How to secure Azure Logic App http request endpoint

1
votes

Is there any way to secure an HTTP endpoint of an Azure Logic App ?

For example if I'm using my Logic App's HTTP request endpoint to be triggered as a webhook from a payment gateway, I'd want to restrict only certain static IP Addresses to access it and enable HTTPS.

I didn't find any firewall options like those present in Azure SQL for IP base restrictions.

3
azureazure-logic-apps
See also: Secure access and data in Azure Logic Apps docs.microsoft.com/en-us/azure/logic-apps/… and laurakokkarinen.com/… - Tony

3 Answers

1
votes

You can put the manual trigger endpoint behind Azure API Management, using its "Restrict caller IPs" policy should help you accomplish what you need.

1
votes

See https://docs.microsoft.com/en-us/azure/logic-apps/logic-apps-securing-a-logic-app

Restrict incoming IP addresses In addition to the Shared Access Signature, you may wish to restrict calling a logic app only from specific clients. For example, if you manage your endpoint through Azure API Management, you can restrict the logic app to only accept the request when the request comes from the API Management instance IP address.

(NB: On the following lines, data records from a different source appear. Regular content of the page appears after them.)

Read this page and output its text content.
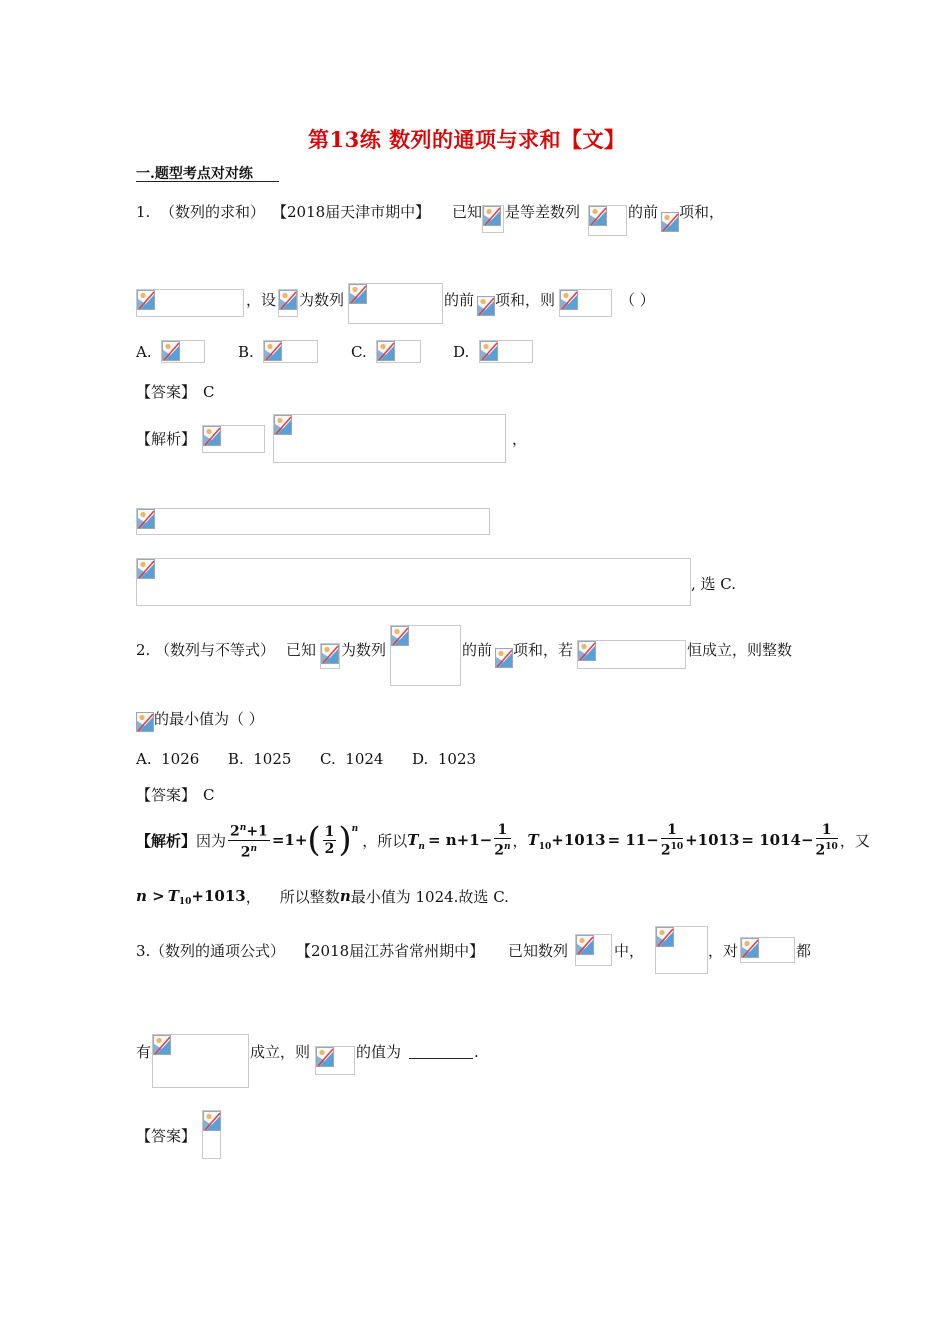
第13练 数列的通项与求和【文】
一.题型考点对对练
1. （数列的求和） 【2018届天津市期中】 已知 是等差数列	的前 项和，
，设 为数列	的前 项和，则	（ ）
A.	B.	C.	D.
【答案】 C
【解析】	，
, 选 C.
2. （数列与不等式） 已知 为数列	的前 项和，若	恒成立，则整数
的最小值为（ ）
A.  1026      B.  1025      C.  1024      D.  1023
【答案】 C
【解析】 因为 $\frac{2^n+1}{2^n} =1+$ ( $\frac{1}{2} )^n$
，所以 $T_n = n+1- \frac{1}{2^n}$ ， $T_{10} +1013 = 11- \frac{1}{2^{10}} +1013 = 1014- \frac{1}{2^{10}}$ ，又
$n > T_{10} +1013$ ，    所以整数 n 最小值为 1024.故选 C.
3. （数列的通项公式） 【2018届江苏省常州期中】 已知数列	中，	，对	都
有	成立，则	的值为	.
【答案】
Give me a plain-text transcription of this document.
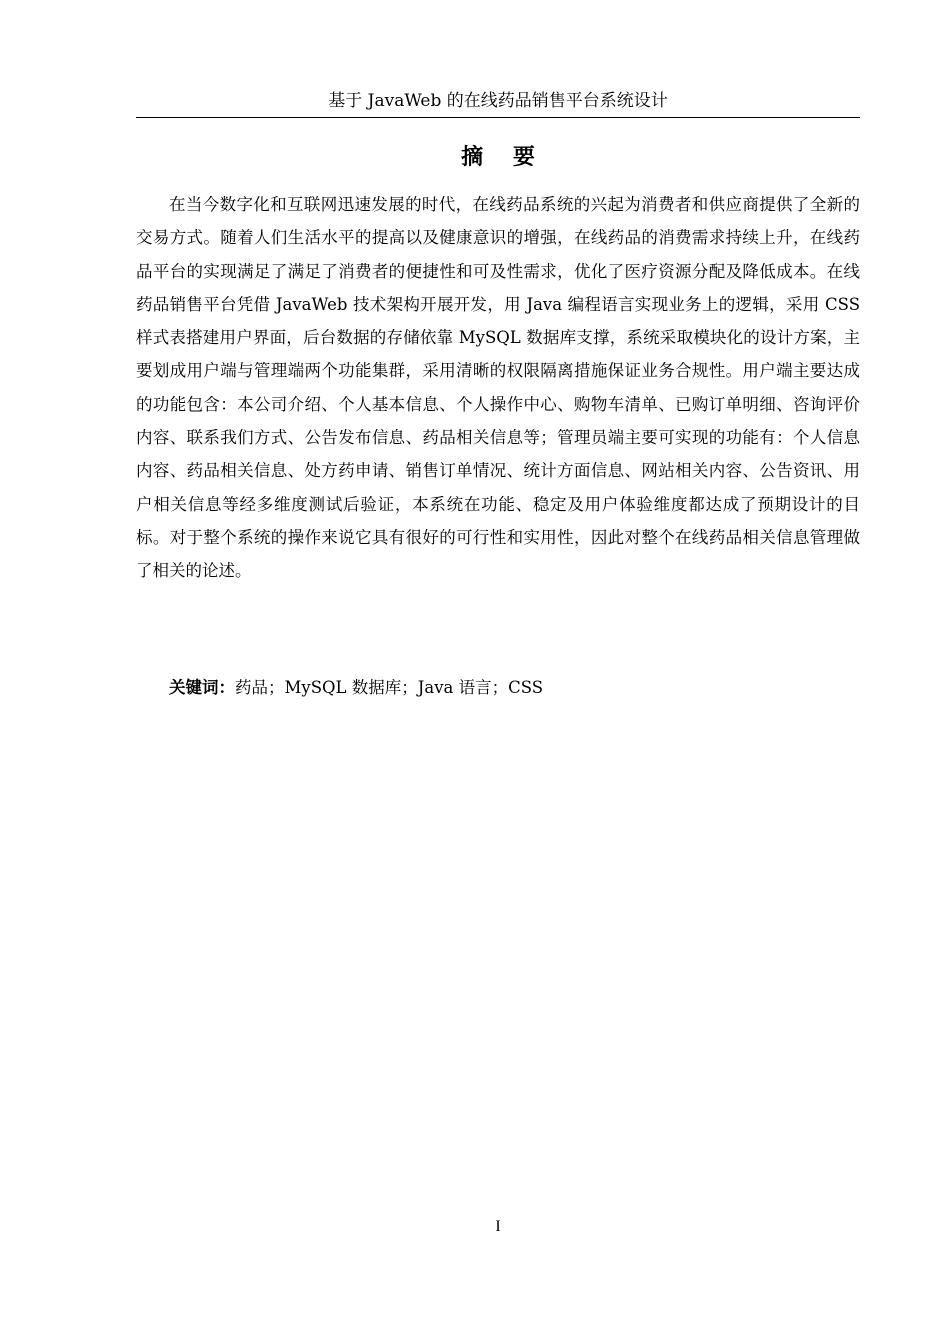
基于 JavaWeb 的在线药品销售平台系统设计
摘 要

在当今数字化和互联网迅速发展的时代，在线药品系统的兴起为消费者和供应商提供了全新的交易方式。随着人们生活水平的提高以及健康意识的增强，在线药品的消费需求持续上升，在线药品平台的实现满足了满足了消费者的便捷性和可及性需求，优化了医疗资源分配及降低成本。在线药品销售平台凭借 JavaWeb 技术架构开展开发，用 Java 编程语言实现业务上的逻辑，采用 CSS 样式表搭建用户界面，后台数据的存储依靠 MySQL 数据库支撑，系统采取模块化的设计方案，主要划成用户端与管理端两个功能集群，采用清晰的权限隔离措施保证业务合规性。用户端主要达成的功能包含：本公司介绍、个人基本信息、个人操作中心、购物车清单、已购订单明细、咨询评价内容、联系我们方式、公告发布信息、药品相关信息等；管理员端主要可实现的功能有：个人信息内容、药品相关信息、处方药申请、销售订单情况、统计方面信息、网站相关内容、公告资讯、用户相关信息等经多维度测试后验证，本系统在功能、稳定及用户体验维度都达成了预期设计的目标。对于整个系统的操作来说它具有很好的可行性和实用性，因此对整个在线药品相关信息管理做了相关的论述。

关键词：药品；MySQL 数据库；Java 语言；CSS
I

This setting can be configured within the logic app settings:

In the Azure portal, open the logic app you want to add IP address restrictions Click the Access control configuration menu item under Settings Specify the list of IP address ranges to be accepted by the trigger

A valid IP range takes the format 192.168.1.1/255. If you want the logic app to only fire as a nested logic app, select the Only other logic apps option. This option writes an empty array to the resource, meaning only calls from the service itself (parent logic apps) fire successfully.

0
votes

I could be wrong but all App Services (Web Apps, Logic Apps, API Apps) are, by default, publically accessible and, by default, do not enable IP Filtering via Azure resource configuration (meaning, a setting on the Logic App). Options I can think of enabling this would be:

  1. If you have access to a Web.config, use an element to restrict traffic to only a specific set of address (see MSDN)
  2. Consider putting the Logic App behind an API Management resource and enforce a IP restriction policy (see Azure API Management Documentation); I'm guessing this may not apply for Logic Apps but including it anyway
  3. Scale to a Premium App Service Plan, deploy Logic App to an App Service Environment which gives you the ability to specify whether there is a Public IP (VIP) used for load balancing requests or internal load balancer (which would be used for cross-premise connectivity between your LAN and Azure); you can also deploy a virtual Web Application Firewall (WAF) which would allow you to place explicit IP filters as well

Not knowing your requirements, I'd lean more towards option 3 simply because there is documentation supporting that scenario (at least for Web, Mobile and API Apps -- Logic Apps are not mentioned). Otherwise, if you're not able to modify the web.config to include the filters and cannot put an API Management instance in front of the logic app, I'm not sure what other options you may have.

Hope this helps and if you find a solution, I'd be interested in learning it as well.